When it comes to its broad structure and pace, there is a lot to suggest that ‘Beautiful Boy’ might be more attentive to the difficult reality of its subject. Its narrative is littered with recoveries and relapses as David tries to pull his son away from his debilitating addiction only to be unstuck time and time again. There are crushing moments when any hope both the audience and the characters had is wrenched away and even those closest to Nicholas question whether there is anything they can do in the face of his terrible affliction.


It’s a devastating watch, or at least it should be. While the story beats of the film suggest a gruelling and emotionally draining experience, I found myself falling short of that response through the subtleties of the films execution that seemed frustratingly at odds with its bleak and cyclical tone. Overbearing editing that seems insistent in stressing the horror of the situation when that very emphasis feels unnecessary.  There are also music choices that conform to the same conventions any standard drama would, coming across as manipulative and melodramatic as if the film lacked confidence in the conviction of its own emotional power.

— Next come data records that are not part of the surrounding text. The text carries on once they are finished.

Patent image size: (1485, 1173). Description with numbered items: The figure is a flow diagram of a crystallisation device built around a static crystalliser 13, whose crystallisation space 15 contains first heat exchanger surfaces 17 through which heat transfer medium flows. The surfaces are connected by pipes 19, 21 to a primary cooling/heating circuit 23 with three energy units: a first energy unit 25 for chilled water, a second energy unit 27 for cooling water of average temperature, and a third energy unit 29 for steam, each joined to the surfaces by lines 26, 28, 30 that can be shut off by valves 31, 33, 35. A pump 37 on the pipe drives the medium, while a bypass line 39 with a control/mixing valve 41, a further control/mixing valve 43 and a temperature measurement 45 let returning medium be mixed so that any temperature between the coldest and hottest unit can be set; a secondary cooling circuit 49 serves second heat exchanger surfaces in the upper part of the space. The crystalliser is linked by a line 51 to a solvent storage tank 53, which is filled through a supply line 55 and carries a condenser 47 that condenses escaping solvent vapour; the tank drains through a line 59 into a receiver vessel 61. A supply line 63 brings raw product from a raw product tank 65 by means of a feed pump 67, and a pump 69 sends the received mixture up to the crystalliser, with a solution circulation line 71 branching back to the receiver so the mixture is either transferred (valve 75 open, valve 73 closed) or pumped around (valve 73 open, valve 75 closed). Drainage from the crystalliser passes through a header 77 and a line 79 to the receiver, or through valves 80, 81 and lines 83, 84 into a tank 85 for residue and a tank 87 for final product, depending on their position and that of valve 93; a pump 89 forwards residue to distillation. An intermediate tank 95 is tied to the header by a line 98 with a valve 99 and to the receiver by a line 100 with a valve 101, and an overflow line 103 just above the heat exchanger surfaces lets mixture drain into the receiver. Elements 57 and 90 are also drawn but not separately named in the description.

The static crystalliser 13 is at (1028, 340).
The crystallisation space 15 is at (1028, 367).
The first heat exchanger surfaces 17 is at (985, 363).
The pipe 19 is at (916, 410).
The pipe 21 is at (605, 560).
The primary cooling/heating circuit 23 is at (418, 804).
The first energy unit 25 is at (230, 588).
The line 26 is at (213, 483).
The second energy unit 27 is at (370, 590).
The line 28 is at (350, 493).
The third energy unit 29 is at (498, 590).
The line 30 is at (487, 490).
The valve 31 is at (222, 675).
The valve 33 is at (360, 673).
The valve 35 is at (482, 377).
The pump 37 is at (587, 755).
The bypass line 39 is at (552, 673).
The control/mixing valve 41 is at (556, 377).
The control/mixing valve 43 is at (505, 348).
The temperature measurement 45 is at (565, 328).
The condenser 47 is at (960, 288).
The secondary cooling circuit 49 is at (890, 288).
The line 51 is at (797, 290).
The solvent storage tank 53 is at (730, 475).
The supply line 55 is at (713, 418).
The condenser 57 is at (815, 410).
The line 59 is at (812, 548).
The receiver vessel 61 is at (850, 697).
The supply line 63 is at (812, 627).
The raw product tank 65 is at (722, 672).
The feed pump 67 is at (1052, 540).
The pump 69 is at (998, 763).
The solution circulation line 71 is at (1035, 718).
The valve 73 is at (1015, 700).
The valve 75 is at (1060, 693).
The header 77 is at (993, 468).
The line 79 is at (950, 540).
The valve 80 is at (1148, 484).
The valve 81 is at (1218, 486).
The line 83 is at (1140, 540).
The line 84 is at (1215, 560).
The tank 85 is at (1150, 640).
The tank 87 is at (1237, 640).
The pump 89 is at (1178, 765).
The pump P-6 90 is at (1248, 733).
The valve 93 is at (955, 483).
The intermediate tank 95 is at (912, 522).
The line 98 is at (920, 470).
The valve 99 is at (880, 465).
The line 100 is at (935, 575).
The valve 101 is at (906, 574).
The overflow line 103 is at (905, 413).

In short it is a classic example that less can ultimately be more. There are scenes which feel promising in their resonance only to be interrupted by needlessly manipulative tools that placed a barrier between the subject and how the film chose to represent it. Rather than enhancing the emotional weight of the scenes these aesthetic choices lessen it, adding a sense of melodrama to a story that was already plenty dramatic enough.

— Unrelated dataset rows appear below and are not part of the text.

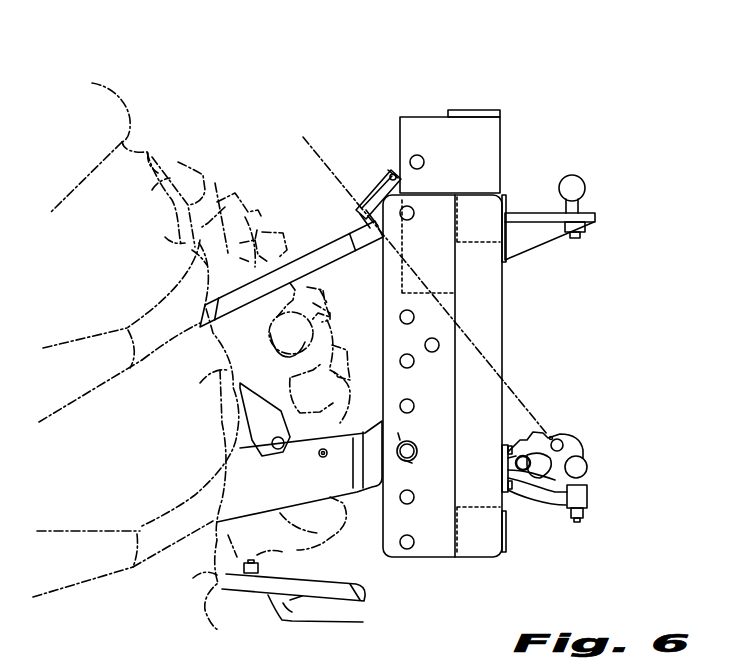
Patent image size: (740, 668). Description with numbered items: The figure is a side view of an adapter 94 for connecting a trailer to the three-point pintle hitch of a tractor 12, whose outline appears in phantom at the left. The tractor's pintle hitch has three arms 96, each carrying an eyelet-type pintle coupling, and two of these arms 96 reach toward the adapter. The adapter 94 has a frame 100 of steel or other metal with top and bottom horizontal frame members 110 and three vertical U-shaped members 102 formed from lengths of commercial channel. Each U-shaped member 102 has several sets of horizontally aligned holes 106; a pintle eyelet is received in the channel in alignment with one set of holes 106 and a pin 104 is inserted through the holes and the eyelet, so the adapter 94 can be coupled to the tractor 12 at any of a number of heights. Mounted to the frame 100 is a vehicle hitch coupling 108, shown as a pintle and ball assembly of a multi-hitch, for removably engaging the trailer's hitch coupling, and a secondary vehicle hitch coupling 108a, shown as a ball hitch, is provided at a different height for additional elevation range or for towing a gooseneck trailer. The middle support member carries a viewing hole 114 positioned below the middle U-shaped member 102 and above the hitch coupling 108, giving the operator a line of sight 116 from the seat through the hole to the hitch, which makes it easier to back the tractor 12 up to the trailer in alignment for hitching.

The tractor 12 is at (165, 100).
The adapter 94 is at (518, 90).
The arms 96 is at (313, 267).
The frame 100 is at (503, 143).
The vertical U-shaped members 102 is at (420, 115).
The pins 104 is at (420, 456).
The horizontally aligned holes 106 is at (411, 158).
The vehicle hitch coupling 108 is at (603, 462).
The secondary vehicle hitch coupling 108a is at (592, 193).
The horizontal frame members 110 is at (483, 213).
The viewing hole 114 is at (503, 318).
The line of sight 116 is at (517, 404).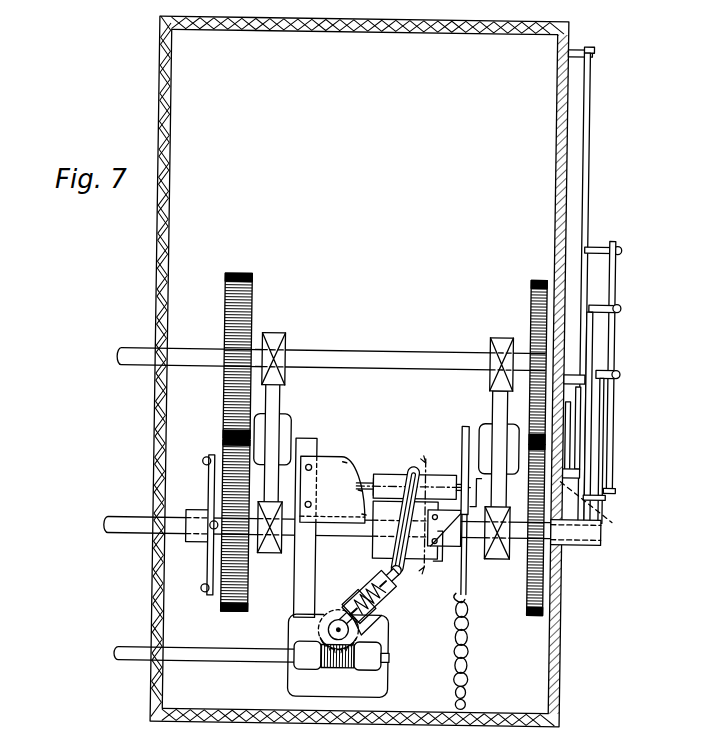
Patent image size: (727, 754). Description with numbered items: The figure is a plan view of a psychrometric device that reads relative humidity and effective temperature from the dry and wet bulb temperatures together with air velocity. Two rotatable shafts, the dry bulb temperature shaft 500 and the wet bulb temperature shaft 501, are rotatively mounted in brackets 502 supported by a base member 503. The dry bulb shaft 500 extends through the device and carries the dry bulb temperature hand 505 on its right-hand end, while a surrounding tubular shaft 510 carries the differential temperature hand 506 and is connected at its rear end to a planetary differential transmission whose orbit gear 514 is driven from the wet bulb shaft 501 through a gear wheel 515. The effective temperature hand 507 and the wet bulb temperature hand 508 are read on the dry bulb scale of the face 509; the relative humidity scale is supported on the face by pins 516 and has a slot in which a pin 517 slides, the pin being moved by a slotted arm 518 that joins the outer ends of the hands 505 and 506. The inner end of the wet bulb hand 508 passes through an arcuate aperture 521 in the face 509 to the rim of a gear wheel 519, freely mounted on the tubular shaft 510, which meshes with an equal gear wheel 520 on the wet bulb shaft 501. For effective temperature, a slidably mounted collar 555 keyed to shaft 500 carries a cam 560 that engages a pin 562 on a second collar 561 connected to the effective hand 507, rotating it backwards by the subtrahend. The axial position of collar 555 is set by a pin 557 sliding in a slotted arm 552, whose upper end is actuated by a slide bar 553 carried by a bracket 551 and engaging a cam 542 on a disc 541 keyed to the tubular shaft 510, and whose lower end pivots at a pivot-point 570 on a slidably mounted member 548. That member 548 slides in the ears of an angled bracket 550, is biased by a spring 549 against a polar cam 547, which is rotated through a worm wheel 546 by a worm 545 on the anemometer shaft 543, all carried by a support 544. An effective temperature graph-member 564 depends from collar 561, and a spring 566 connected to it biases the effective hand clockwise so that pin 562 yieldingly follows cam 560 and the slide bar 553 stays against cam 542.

The dry bulb temperature shaft 500 is at (137, 537).
The wet bulb temperature shaft 501 is at (133, 369).
The brackets 502 is at (280, 428).
The base member 503 is at (268, 726).
The dry bulb temperature hand 505 is at (607, 495).
The differential temperature hand 506 is at (593, 343).
The effective temperature hand 507 is at (570, 438).
The wet bulb temperature hand 508 is at (577, 412).
The face 509 is at (556, 224).
The tubular shaft 510 is at (579, 544).
The orbit gear 514 is at (224, 446).
The gear wheel 515 is at (252, 300).
The pins 516 is at (577, 48).
The pin 517 is at (597, 247).
The slotted arm 518 is at (615, 302).
The gear wheel 519 is at (537, 616).
The gear wheel 520 is at (530, 291).
The arcuate aperture 521 is at (605, 511).
The disc 541 is at (313, 440).
The cam 542 is at (336, 457).
The anemometer shaft 543 is at (132, 665).
The support 544 is at (392, 677).
The worm 545 is at (341, 669).
The worm wheel 546 is at (341, 633).
The polar cam 547 is at (331, 630).
The slidably mounted member 548 is at (407, 587).
The spring 549 is at (393, 604).
The bracket 550 is at (392, 575).
The bracket 551 is at (442, 472).
The slotted arm 552 is at (413, 468).
The slide bar 553 is at (368, 482).
The slidably mounted collar 555 is at (437, 562).
The pin 557 is at (405, 517).
The cam 560 is at (444, 528).
The collar 561 is at (470, 585).
The pin 562 is at (463, 430).
The effective temperature graph-member 564 is at (472, 601).
The spring 566 is at (472, 666).
The pivot-point 570 is at (394, 564).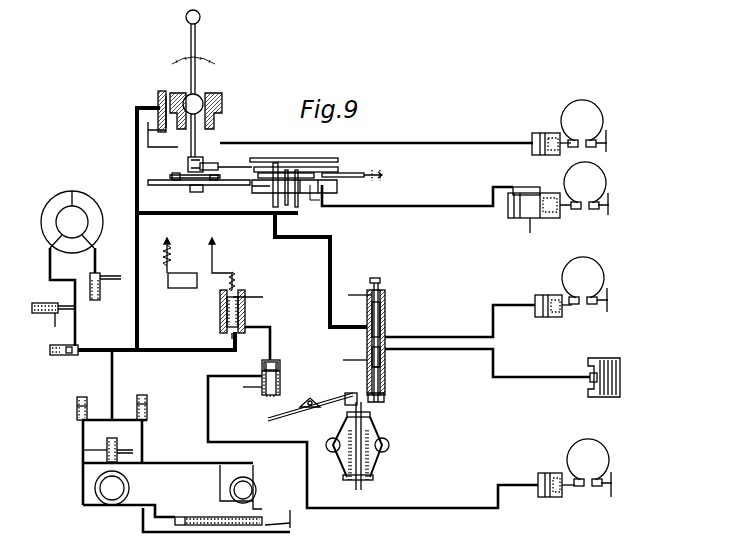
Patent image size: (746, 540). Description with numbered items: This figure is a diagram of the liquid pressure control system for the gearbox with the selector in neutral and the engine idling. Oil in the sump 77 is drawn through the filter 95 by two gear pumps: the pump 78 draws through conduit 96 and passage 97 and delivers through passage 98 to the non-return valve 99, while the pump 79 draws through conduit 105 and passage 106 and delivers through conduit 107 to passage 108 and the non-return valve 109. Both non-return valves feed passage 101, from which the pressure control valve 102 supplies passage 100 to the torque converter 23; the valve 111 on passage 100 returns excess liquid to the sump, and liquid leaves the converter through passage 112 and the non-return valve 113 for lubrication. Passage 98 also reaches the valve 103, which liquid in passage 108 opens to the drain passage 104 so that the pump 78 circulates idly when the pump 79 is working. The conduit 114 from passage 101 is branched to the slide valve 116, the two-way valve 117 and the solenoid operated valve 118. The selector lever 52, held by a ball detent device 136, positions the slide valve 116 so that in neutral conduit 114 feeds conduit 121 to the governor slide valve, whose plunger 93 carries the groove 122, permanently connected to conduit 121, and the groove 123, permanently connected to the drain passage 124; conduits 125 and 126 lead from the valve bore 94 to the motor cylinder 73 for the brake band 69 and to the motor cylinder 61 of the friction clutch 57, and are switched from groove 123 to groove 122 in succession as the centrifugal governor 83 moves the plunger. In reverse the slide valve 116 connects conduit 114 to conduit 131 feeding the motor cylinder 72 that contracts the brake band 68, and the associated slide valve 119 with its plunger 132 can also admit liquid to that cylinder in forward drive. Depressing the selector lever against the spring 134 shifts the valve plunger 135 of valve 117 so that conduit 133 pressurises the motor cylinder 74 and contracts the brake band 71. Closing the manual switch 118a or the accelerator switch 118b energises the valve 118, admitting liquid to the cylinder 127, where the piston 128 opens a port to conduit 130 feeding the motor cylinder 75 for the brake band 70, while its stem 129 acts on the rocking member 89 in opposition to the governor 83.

This is especially frustrating when Chalamet and Carell already do much of the heavy lifting with the strength of their performances. Their dynamic on screen are consistent enough so that when Nicholas and David’s usual patterns of interacting with one another is broken, that alone conveys a sign of trouble and elicits an emotional response. Their bond is a driving force of the movie, how they communicate and relate to one another serves as a dramatic crux which provides a narrative to Nicholas’ addiction.


When looked at separately, Carell is definitely evocative as the stable presence in the story. His need to support his son without judgement is one that makes the character effectively endearing, as Carell portrays the confidence David has in his son to rise above his current condition with brilliant steadfastness. There’s such conviction in this part of his performance that when David’s confidence does waver and he begins to lose hope, an aspect Carell also conveys excellently, you feel the full weight of his emotional strain.

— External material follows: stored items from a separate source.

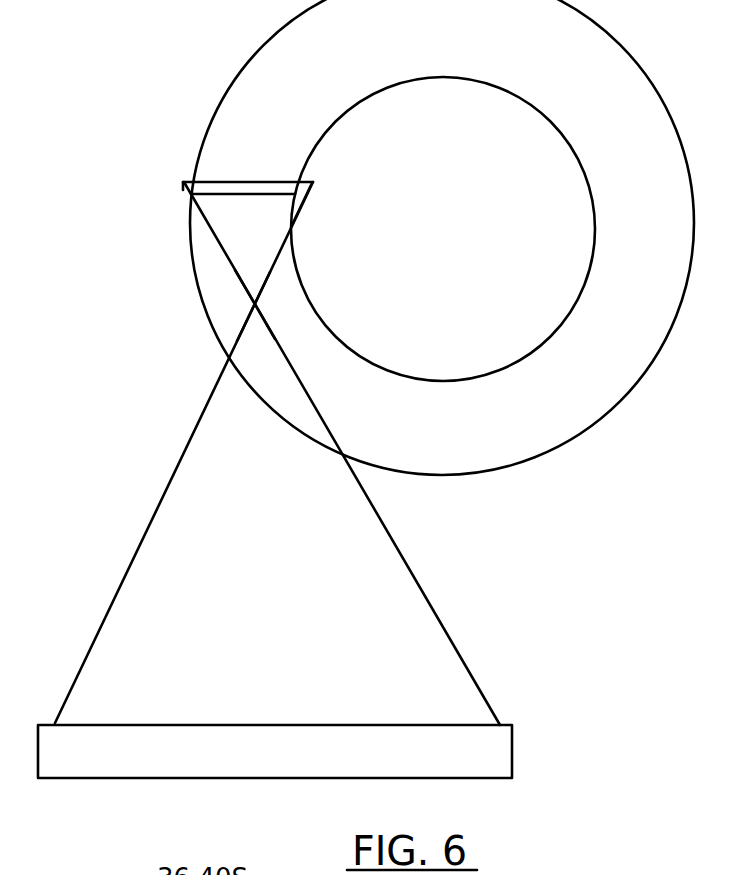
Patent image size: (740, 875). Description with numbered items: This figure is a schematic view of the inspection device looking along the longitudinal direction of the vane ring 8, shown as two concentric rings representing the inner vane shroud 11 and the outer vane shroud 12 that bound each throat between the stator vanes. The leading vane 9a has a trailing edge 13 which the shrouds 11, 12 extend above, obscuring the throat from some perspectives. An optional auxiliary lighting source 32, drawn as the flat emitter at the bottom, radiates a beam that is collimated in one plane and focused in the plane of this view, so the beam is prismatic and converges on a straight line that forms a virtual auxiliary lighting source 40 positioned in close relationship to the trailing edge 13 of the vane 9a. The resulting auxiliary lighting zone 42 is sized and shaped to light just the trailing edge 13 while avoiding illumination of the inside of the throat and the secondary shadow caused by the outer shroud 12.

The vane ring 8 is at (442, 277).
The inner vane shroud 11 is at (547, 341).
The outer vane shroud 12 is at (502, 467).
The trailing edge 13 is at (294, 224).
The stator vane 9a is at (212, 224).
The virtual auxiliary lighting source 40 is at (258, 300).
The auxiliary lighting zone 42 is at (250, 248).
The auxiliary lighting source 32 is at (512, 753).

Meanwhile, Chalamet has the more tumultuous role as Nicholas. It’s a performance that requires Chalamet to convey the sense of promise and hope just as powerfully as that of despair and depression so as to make the characters constant cycle of recovery and relapse all the more powerful. To sell this with such heft time and time again as Chalamet does is an impressive feat, but what elevates it further is the young actor’s ability to never repeat his emotional output. Each time Nicholas relapses it does not feel repetitive due to the nuance with which Chalamet portrays these falls, each instance takes note of the passing time and ways in which the character has developed rather than simply expressing anguish without purpose.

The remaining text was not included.